Sébastien Mazeyrat doit encore travailler sur les faiblesses défensives, mais quelques performances individuelles encourageantes et une meilleure implication générale laissent entrevoir un potentiel pour les prochains matchs.
Mission partiellement accomplie pour Sébastien Mazeyrat et ses hommes qui n’ont pas réussi à inverser totalement la tendance d’une série sans fin mais “ont désormais leur destin entre leurs pieds” au gré de la lourde défaite martégale contre Metz.

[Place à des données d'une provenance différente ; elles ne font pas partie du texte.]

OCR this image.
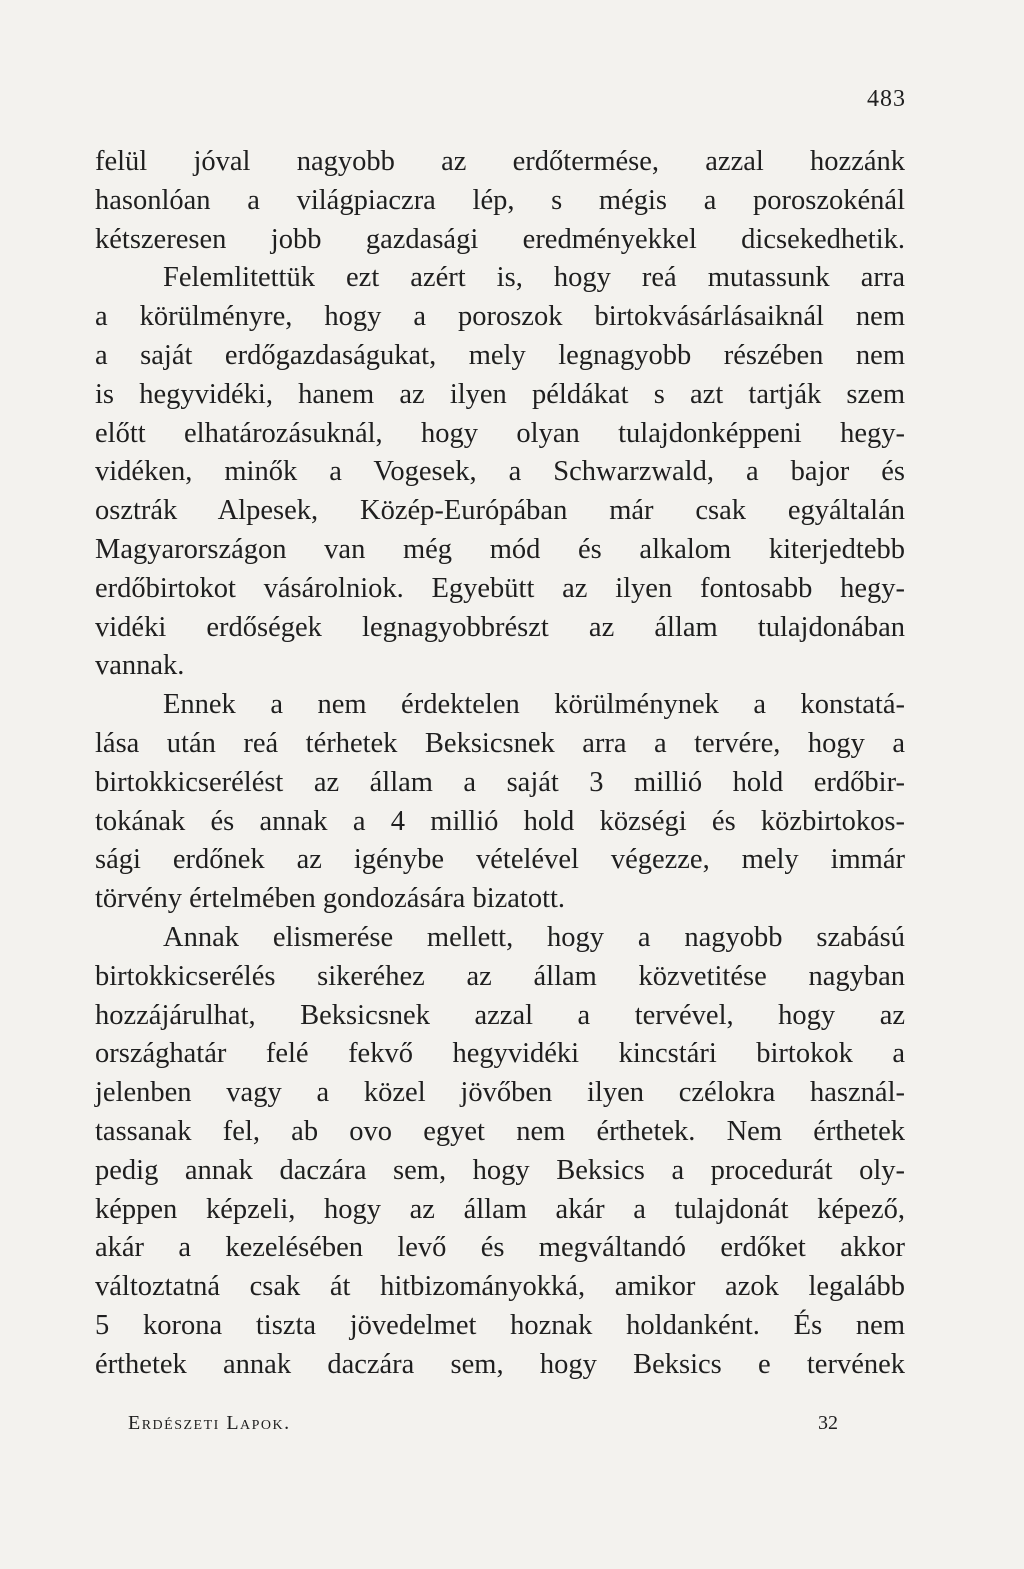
483
felül jóval nagyobb az erdőtermése, azzal hozzánk
hasonlóan a világpiaczra lép, s mégis a poroszokénál
kétszeresen jobb gazdasági eredményekkel dicsekedhetik.
Felemlitettük ezt azért is, hogy reá mutassunk arra
a körülményre, hogy a poroszok birtokvásárlásaiknál nem
a saját erdőgazdaságukat, mely legnagyobb részében nem
is hegyvidéki, hanem az ilyen példákat s azt tartják szem
előtt elhatározásuknál, hogy olyan tulajdonképpeni hegy-
vidéken, minők a Vogesek, a Schwarzwald, a bajor és
osztrák Alpesek, Közép-Európában már csak egyáltalán
Magyarországon van még mód és alkalom kiterjedtebb
erdőbirtokot vásárolniok. Egyebütt az ilyen fontosabb hegy-
vidéki erdőségek legnagyobbrészt az állam tulajdonában
vannak.
Ennek a nem érdektelen körülménynek a konstatá-
lása után reá térhetek Beksicsnek arra a tervére, hogy a
birtokkicserélést az állam a saját 3 millió hold erdőbir-
tokának és annak a 4 millió hold községi és közbirtokos-
sági erdőnek az igénybe vételével végezze, mely immár
törvény értelmében gondozására bizatott.
Annak elismerése mellett, hogy a nagyobb szabású
birtokkicserélés sikeréhez az állam közvetitése nagyban
hozzájárulhat, Beksicsnek azzal a tervével, hogy az
országhatár felé fekvő hegyvidéki kincstári birtokok a
jelenben vagy a közel jövőben ilyen czélokra használ-
tassanak fel, ab ovo egyet nem érthetek. Nem érthetek
pedig annak daczára sem, hogy Beksics a procedurát oly-
képpen képzeli, hogy az állam akár a tulajdonát képező,
akár a kezelésében levő és megváltandó erdőket akkor
változtatná csak át hitbizományokká, amikor azok legalább
5 korona tiszta jövedelmet hoznak holdanként. És nem
érthetek annak daczára sem, hogy Beksics e tervének
Erdészeti Lapok.	32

L’équipe n’a pu faire que match nul (2-2) au terme d’un match au scénario frustrant.
En effet, Clermont a mené deux fois, avant de se faire rejoindre à chaque fois en fin de mi-temps, dont une dernière fois dans les arrêts de jeu.
Frustrant, mais pas vraiment injuste.
Une domination Paloise sans partage en seconde mi-temps
Car, avec un xG famélique de 0,52 contre 3,08 pour les Palois, Clermont a affiché de nouveau ses failles défensives béantes et sa faiblesse offensive en dépit d’un réalisme retrouvé.
Malgré un score de parité, l’écart de production offensive entre les deux formations a donc été criant, même si les clermontois ont réussi à inscrire deux buts pour seulement 6 tirs tentés, dont 3 cadrés.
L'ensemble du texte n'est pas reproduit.